URL Slug Generator — SEO-Friendly Slugs

Generate SEO-friendly URL slugs from any text. Handles accents, special characters, and Unicode. Free instant tool.

Options

Your slug will appear here...

Slug Generator — Create SEO-Friendly URL Slugs

URL slugs are the readable part of a URL. Good slugs help with SEO and make URLs user-friendly.

Enter any title or heading and the tool produces a clean, lowercase slug with hyphens replacing spaces. Accented characters are transliterated (ü becomes u, é becomes e), special characters are stripped, and consecutive hyphens are collapsed to one.

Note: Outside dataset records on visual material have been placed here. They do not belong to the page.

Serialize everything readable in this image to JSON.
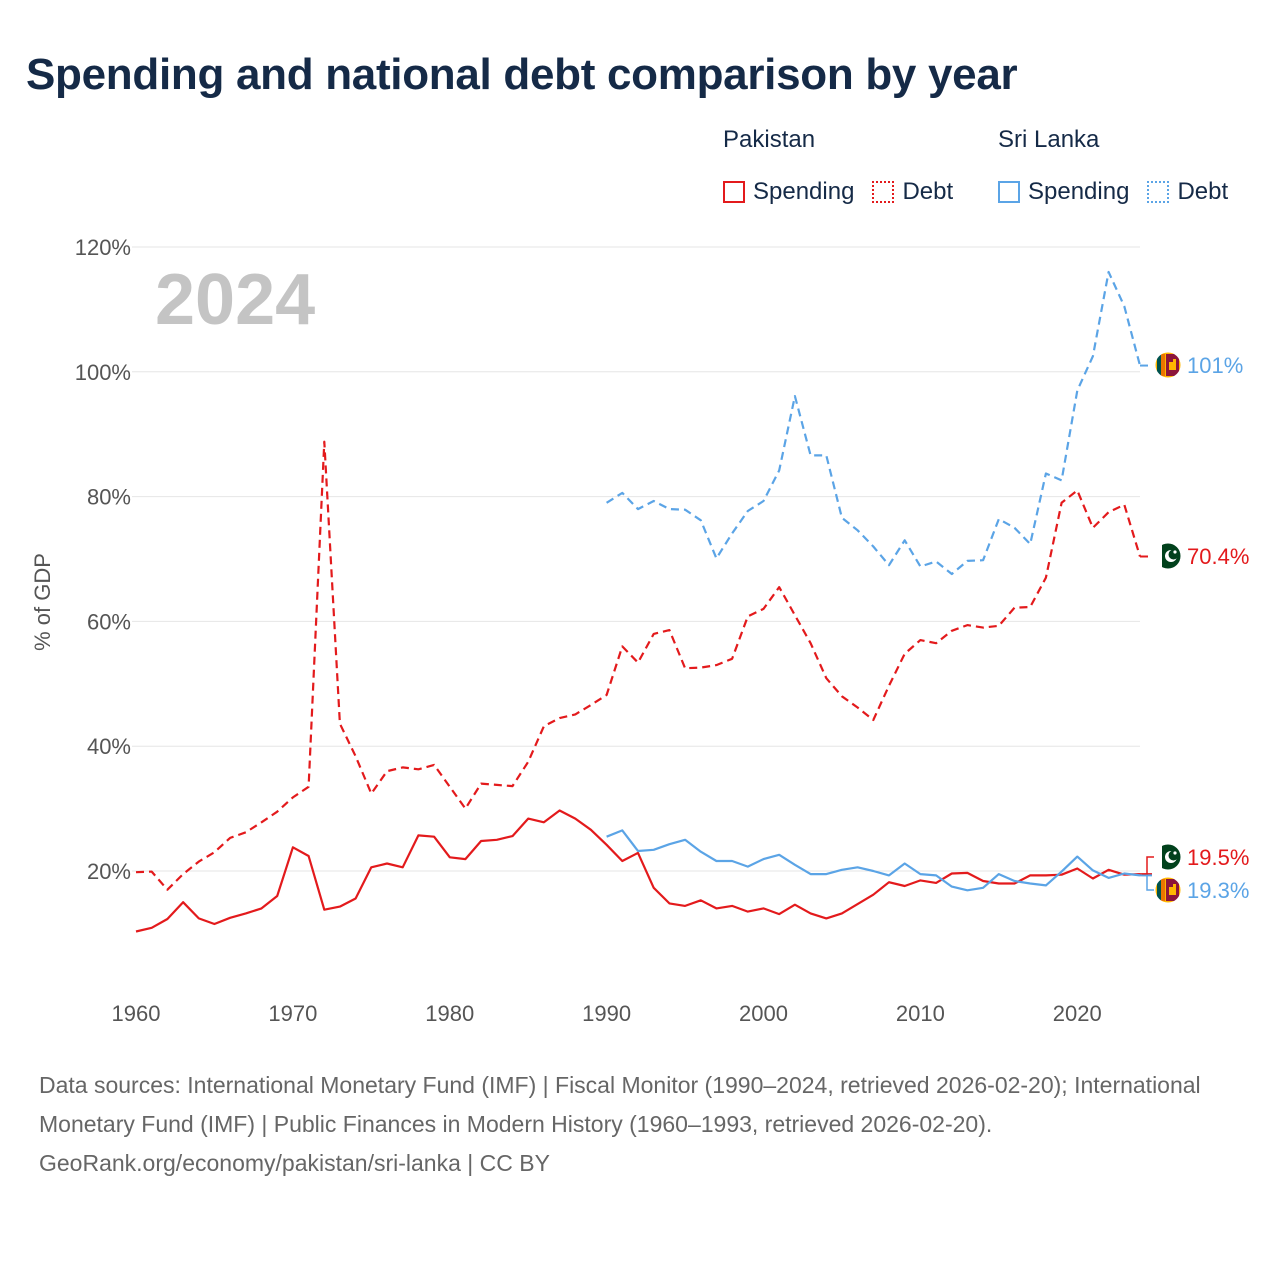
{
  "title": "Spending and national debt comparison by year",
  "legend": {
    "groups": [
      {
        "name": "Pakistan",
        "color": "#e31a1c",
        "spending_label": "Spending",
        "debt_label": "Debt"
      },
      {
        "name": "Sri Lanka",
        "color": "#5ba4e6",
        "spending_label": "Spending",
        "debt_label": "Debt"
      }
    ]
  },
  "footer": {
    "sources": "Data sources: International Monetary Fund (IMF) | Fiscal Monitor (1990–2024, retrieved 2026-02-20); International Monetary Fund (IMF) | Public Finances in Modern History (1960–1993, retrieved 2026-02-20).",
    "credit": "GeoRank.org/economy/pakistan/sri-lanka | CC BY"
  },
  "chart_data": {
    "type": "line",
    "title": "Spending and national debt comparison by year",
    "year_watermark": "2024",
    "xlabel": "",
    "ylabel": "% of GDP",
    "xlim": [
      1960,
      2024
    ],
    "ylim": [
      8,
      120
    ],
    "x_ticks": [
      1960,
      1970,
      1980,
      1990,
      2000,
      2010,
      2020
    ],
    "y_ticks": [
      20,
      40,
      60,
      80,
      100,
      120
    ],
    "y_tick_labels": [
      "20%",
      "40%",
      "60%",
      "80%",
      "100%",
      "120%"
    ],
    "grid": true,
    "series": [
      {
        "name": "Pakistan Debt",
        "country": "Pakistan",
        "measure": "Debt",
        "color": "#e31a1c",
        "style": "dashed",
        "end_label": "70.4%",
        "points": [
          [
            1960,
            19.8
          ],
          [
            1961,
            19.9
          ],
          [
            1962,
            17.0
          ],
          [
            1963,
            19.5
          ],
          [
            1964,
            21.5
          ],
          [
            1965,
            23.0
          ],
          [
            1966,
            25.3
          ],
          [
            1967,
            26.2
          ],
          [
            1968,
            27.8
          ],
          [
            1969,
            29.5
          ],
          [
            1970,
            31.8
          ],
          [
            1971,
            33.5
          ],
          [
            1972,
            88.8
          ],
          [
            1973,
            43.6
          ],
          [
            1974,
            38.4
          ],
          [
            1975,
            32.4
          ],
          [
            1976,
            36.0
          ],
          [
            1977,
            36.6
          ],
          [
            1978,
            36.3
          ],
          [
            1979,
            37.0
          ],
          [
            1980,
            33.5
          ],
          [
            1981,
            30.0
          ],
          [
            1982,
            34.0
          ],
          [
            1983,
            33.8
          ],
          [
            1984,
            33.6
          ],
          [
            1985,
            37.5
          ],
          [
            1986,
            43.2
          ],
          [
            1987,
            44.5
          ],
          [
            1988,
            45.1
          ],
          [
            1989,
            46.6
          ],
          [
            1990,
            48.2
          ],
          [
            1991,
            56.0
          ],
          [
            1992,
            53.4
          ],
          [
            1993,
            58.0
          ],
          [
            1994,
            58.6
          ],
          [
            1995,
            52.5
          ],
          [
            1996,
            52.6
          ],
          [
            1997,
            53.0
          ],
          [
            1998,
            54.0
          ],
          [
            1999,
            60.8
          ],
          [
            2000,
            62.0
          ],
          [
            2001,
            65.5
          ],
          [
            2002,
            61.0
          ],
          [
            2003,
            56.5
          ],
          [
            2004,
            50.9
          ],
          [
            2005,
            48.0
          ],
          [
            2006,
            46.2
          ],
          [
            2007,
            44.2
          ],
          [
            2008,
            49.7
          ],
          [
            2009,
            54.8
          ],
          [
            2010,
            57.0
          ],
          [
            2011,
            56.5
          ],
          [
            2012,
            58.5
          ],
          [
            2013,
            59.4
          ],
          [
            2014,
            59.0
          ],
          [
            2015,
            59.3
          ],
          [
            2016,
            62.2
          ],
          [
            2017,
            62.3
          ],
          [
            2018,
            67.0
          ],
          [
            2019,
            79.0
          ],
          [
            2020,
            81.0
          ],
          [
            2021,
            75.0
          ],
          [
            2022,
            77.5
          ],
          [
            2023,
            78.7
          ],
          [
            2024,
            70.4
          ]
        ]
      },
      {
        "name": "Pakistan Spending",
        "country": "Pakistan",
        "measure": "Spending",
        "color": "#e31a1c",
        "style": "solid",
        "end_label": "19.5%",
        "points": [
          [
            1960,
            10.3
          ],
          [
            1961,
            10.9
          ],
          [
            1962,
            12.3
          ],
          [
            1963,
            15.0
          ],
          [
            1964,
            12.4
          ],
          [
            1965,
            11.5
          ],
          [
            1966,
            12.5
          ],
          [
            1967,
            13.2
          ],
          [
            1968,
            14.0
          ],
          [
            1969,
            16.0
          ],
          [
            1970,
            23.8
          ],
          [
            1971,
            22.4
          ],
          [
            1972,
            13.8
          ],
          [
            1973,
            14.3
          ],
          [
            1974,
            15.6
          ],
          [
            1975,
            20.6
          ],
          [
            1976,
            21.2
          ],
          [
            1977,
            20.6
          ],
          [
            1978,
            25.7
          ],
          [
            1979,
            25.5
          ],
          [
            1980,
            22.2
          ],
          [
            1981,
            21.9
          ],
          [
            1982,
            24.8
          ],
          [
            1983,
            25.0
          ],
          [
            1984,
            25.6
          ],
          [
            1985,
            28.4
          ],
          [
            1986,
            27.8
          ],
          [
            1987,
            29.7
          ],
          [
            1988,
            28.4
          ],
          [
            1989,
            26.6
          ],
          [
            1990,
            24.2
          ],
          [
            1991,
            21.6
          ],
          [
            1992,
            22.9
          ],
          [
            1993,
            17.3
          ],
          [
            1994,
            14.8
          ],
          [
            1995,
            14.4
          ],
          [
            1996,
            15.3
          ],
          [
            1997,
            14.0
          ],
          [
            1998,
            14.4
          ],
          [
            1999,
            13.5
          ],
          [
            2000,
            14.0
          ],
          [
            2001,
            13.1
          ],
          [
            2002,
            14.6
          ],
          [
            2003,
            13.2
          ],
          [
            2004,
            12.4
          ],
          [
            2005,
            13.2
          ],
          [
            2006,
            14.7
          ],
          [
            2007,
            16.2
          ],
          [
            2008,
            18.2
          ],
          [
            2009,
            17.6
          ],
          [
            2010,
            18.5
          ],
          [
            2011,
            18.1
          ],
          [
            2012,
            19.6
          ],
          [
            2013,
            19.7
          ],
          [
            2014,
            18.4
          ],
          [
            2015,
            18.0
          ],
          [
            2016,
            18.0
          ],
          [
            2017,
            19.3
          ],
          [
            2018,
            19.3
          ],
          [
            2019,
            19.4
          ],
          [
            2020,
            20.4
          ],
          [
            2021,
            18.8
          ],
          [
            2022,
            20.2
          ],
          [
            2023,
            19.4
          ],
          [
            2024,
            19.5
          ]
        ]
      },
      {
        "name": "Sri Lanka Debt",
        "country": "Sri Lanka",
        "measure": "Debt",
        "color": "#5ba4e6",
        "style": "dashed",
        "end_label": "101%",
        "points": [
          [
            1990,
            79.0
          ],
          [
            1991,
            80.6
          ],
          [
            1992,
            78.0
          ],
          [
            1993,
            79.3
          ],
          [
            1994,
            78.0
          ],
          [
            1995,
            77.9
          ],
          [
            1996,
            76.2
          ],
          [
            1997,
            70.1
          ],
          [
            1998,
            74.1
          ],
          [
            1999,
            77.7
          ],
          [
            2000,
            79.3
          ],
          [
            2001,
            84.2
          ],
          [
            2002,
            96.1
          ],
          [
            2003,
            86.6
          ],
          [
            2004,
            86.6
          ],
          [
            2005,
            76.6
          ],
          [
            2006,
            74.6
          ],
          [
            2007,
            72.0
          ],
          [
            2008,
            69.0
          ],
          [
            2009,
            73.0
          ],
          [
            2010,
            68.8
          ],
          [
            2011,
            69.6
          ],
          [
            2012,
            67.6
          ],
          [
            2013,
            69.7
          ],
          [
            2014,
            69.8
          ],
          [
            2015,
            76.4
          ],
          [
            2016,
            75.0
          ],
          [
            2017,
            72.4
          ],
          [
            2018,
            83.7
          ],
          [
            2019,
            82.6
          ],
          [
            2020,
            97.0
          ],
          [
            2021,
            102.5
          ],
          [
            2022,
            116.0
          ],
          [
            2023,
            110.5
          ],
          [
            2024,
            101.0
          ]
        ]
      },
      {
        "name": "Sri Lanka Spending",
        "country": "Sri Lanka",
        "measure": "Spending",
        "color": "#5ba4e6",
        "style": "solid",
        "end_label": "19.3%",
        "points": [
          [
            1990,
            25.5
          ],
          [
            1991,
            26.5
          ],
          [
            1992,
            23.2
          ],
          [
            1993,
            23.4
          ],
          [
            1994,
            24.3
          ],
          [
            1995,
            25.0
          ],
          [
            1996,
            23.1
          ],
          [
            1997,
            21.6
          ],
          [
            1998,
            21.6
          ],
          [
            1999,
            20.7
          ],
          [
            2000,
            21.9
          ],
          [
            2001,
            22.6
          ],
          [
            2002,
            21.0
          ],
          [
            2003,
            19.5
          ],
          [
            2004,
            19.5
          ],
          [
            2005,
            20.2
          ],
          [
            2006,
            20.6
          ],
          [
            2007,
            20.0
          ],
          [
            2008,
            19.3
          ],
          [
            2009,
            21.2
          ],
          [
            2010,
            19.5
          ],
          [
            2011,
            19.3
          ],
          [
            2012,
            17.5
          ],
          [
            2013,
            16.9
          ],
          [
            2014,
            17.3
          ],
          [
            2015,
            19.5
          ],
          [
            2016,
            18.4
          ],
          [
            2017,
            18.0
          ],
          [
            2018,
            17.7
          ],
          [
            2019,
            19.9
          ],
          [
            2020,
            22.3
          ],
          [
            2021,
            20.1
          ],
          [
            2022,
            18.9
          ],
          [
            2023,
            19.6
          ],
          [
            2024,
            19.3
          ]
        ]
      }
    ]
  }
}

Search engines use URL slugs as a ranking signal. A descriptive slug like /image-resizer tells both users and search engines what the page contains, while /page?id=4827 communicates nothing. Including your target keyword in the slug provides a small but measurable SEO benefit.

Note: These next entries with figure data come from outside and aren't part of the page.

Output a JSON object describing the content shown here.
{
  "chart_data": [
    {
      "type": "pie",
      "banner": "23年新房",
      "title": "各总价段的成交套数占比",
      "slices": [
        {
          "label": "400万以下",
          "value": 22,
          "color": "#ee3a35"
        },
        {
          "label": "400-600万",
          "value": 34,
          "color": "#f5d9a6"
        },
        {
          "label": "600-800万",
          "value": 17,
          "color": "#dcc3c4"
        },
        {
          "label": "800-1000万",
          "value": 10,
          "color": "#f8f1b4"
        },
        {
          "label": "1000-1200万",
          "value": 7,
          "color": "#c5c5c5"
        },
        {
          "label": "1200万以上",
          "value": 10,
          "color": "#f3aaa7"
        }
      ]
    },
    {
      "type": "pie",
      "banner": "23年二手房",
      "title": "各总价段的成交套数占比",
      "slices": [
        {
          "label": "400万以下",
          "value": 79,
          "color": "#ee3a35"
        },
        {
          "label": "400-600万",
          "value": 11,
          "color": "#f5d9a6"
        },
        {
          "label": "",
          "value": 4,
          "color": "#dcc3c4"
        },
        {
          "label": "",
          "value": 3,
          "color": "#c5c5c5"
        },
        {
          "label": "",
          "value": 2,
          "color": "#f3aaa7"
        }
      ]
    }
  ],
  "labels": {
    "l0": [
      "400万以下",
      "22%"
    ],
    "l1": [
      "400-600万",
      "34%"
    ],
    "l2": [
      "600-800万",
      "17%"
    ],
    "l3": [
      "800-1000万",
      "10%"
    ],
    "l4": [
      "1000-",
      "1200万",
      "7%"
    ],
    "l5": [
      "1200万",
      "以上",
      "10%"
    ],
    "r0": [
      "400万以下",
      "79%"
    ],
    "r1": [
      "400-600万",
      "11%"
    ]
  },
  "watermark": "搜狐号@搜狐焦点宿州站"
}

Consistency matters for URL slugs. Decide on a convention — lowercase, hyphens, no stop words — and apply it across your entire site. Mixing conventions (some pages with underscores, others with hyphens) looks unprofessional and can cause duplicate content issues if both versions are accessible.

Once a page is live and indexed by search engines, avoid changing its slug. If you must change it, set up a 301 redirect from the old URL to the new one to preserve link equity and avoid broken links. For checking domain availability for your project, try our Domain Checker.

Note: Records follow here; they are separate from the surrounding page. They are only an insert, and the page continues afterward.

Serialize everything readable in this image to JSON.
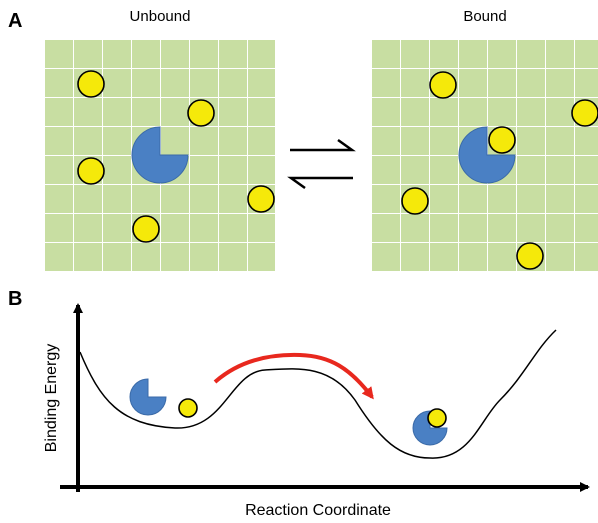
{
  "panel_a": {
    "label": "A",
    "left_title": "Unbound",
    "right_title": "Bound"
  },
  "panel_b": {
    "label": "B",
    "y_axis_label": "Binding Energy",
    "x_axis_label": "Reaction Coordinate"
  }
}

How the Slug Generator Works

  1. Enter a title, heading, or any text
  2. The tool converts it to lowercase and replaces spaces with hyphens
  3. Special characters, accents, and diacritics are removed or transliterated
  4. Copy the URL-friendly slug for use in your CMS or routing

Creating SEO-Friendly URL Slugs

A good URL slug is short, descriptive, and uses only lowercase letters, numbers, and hyphens. Search engines use slugs as ranking signals, so include your target keyword. Avoid stop words like 'the', 'and', 'of' to keep slugs concise. Once a page is published and indexed, avoid changing its slug — if you must, set up a 301 redirect from the old URL to preserve SEO value.

When to Use the Slug Generator

Use this tool when creating URLs for blog posts, product pages, documentation, or any web content. It is especially useful for content with international characters (accents, umlauts, non-Latin scripts) that need to be transliterated to ASCII-safe slugs. CMS platforms, static site generators, and custom applications all benefit from consistent slug generation.

Common Use Cases

  • Generate URL-friendly slugs from blog post titles
  • Create consistent product URL paths for e-commerce stores
  • Convert international titles with accents to ASCII-safe URLs
  • Build CMS-compatible slugs from user-submitted content titles Domain Name Checker — Check Availability
  • Generate file-name-safe strings from document titles

Expert Tips

  • Include your target keyword in the slug — search engines use it as a minor ranking signal.
  • Keep slugs concise. Long slugs get truncated in search results and are harder to share. Aim for 3-5 meaningful words.
  • Decide on a slug convention early (lowercase, hyphens, no stop words) and apply it consistently across your entire site.
  • Never change the slug of a published and indexed page without setting up a 301 redirect to preserve link equity and avoid 404 errors.

Frequently Asked Questions

What makes a good URL slug?
A good slug is short (3-5 words), descriptive, lowercase, uses hyphens between words, and contains no special characters. Include your target keyword naturally. Avoid stop words like 'the', 'and', 'of' unless they are essential to meaning.
How does the tool handle accented characters?
Accented characters are transliterated to their closest ASCII equivalents: é becomes e, ü becomes u, ñ becomes n, ø becomes o. This ensures slugs are universally compatible with all browsers and servers.
Should I use hyphens or underscores in slugs?
Use hyphens (-). Google treats hyphens as word separators but treats underscores as word joiners. The slug 'web-design' is indexed as two words ('web' and 'design'), while 'web_design' is indexed as one word ('web_design').
Can I change a slug after the page is published?
You can, but it breaks existing links and bookmarks. If you must change a slug, set up a 301 redirect from the old URL to the new one. This preserves SEO value and redirects visitors with old links to the correct page.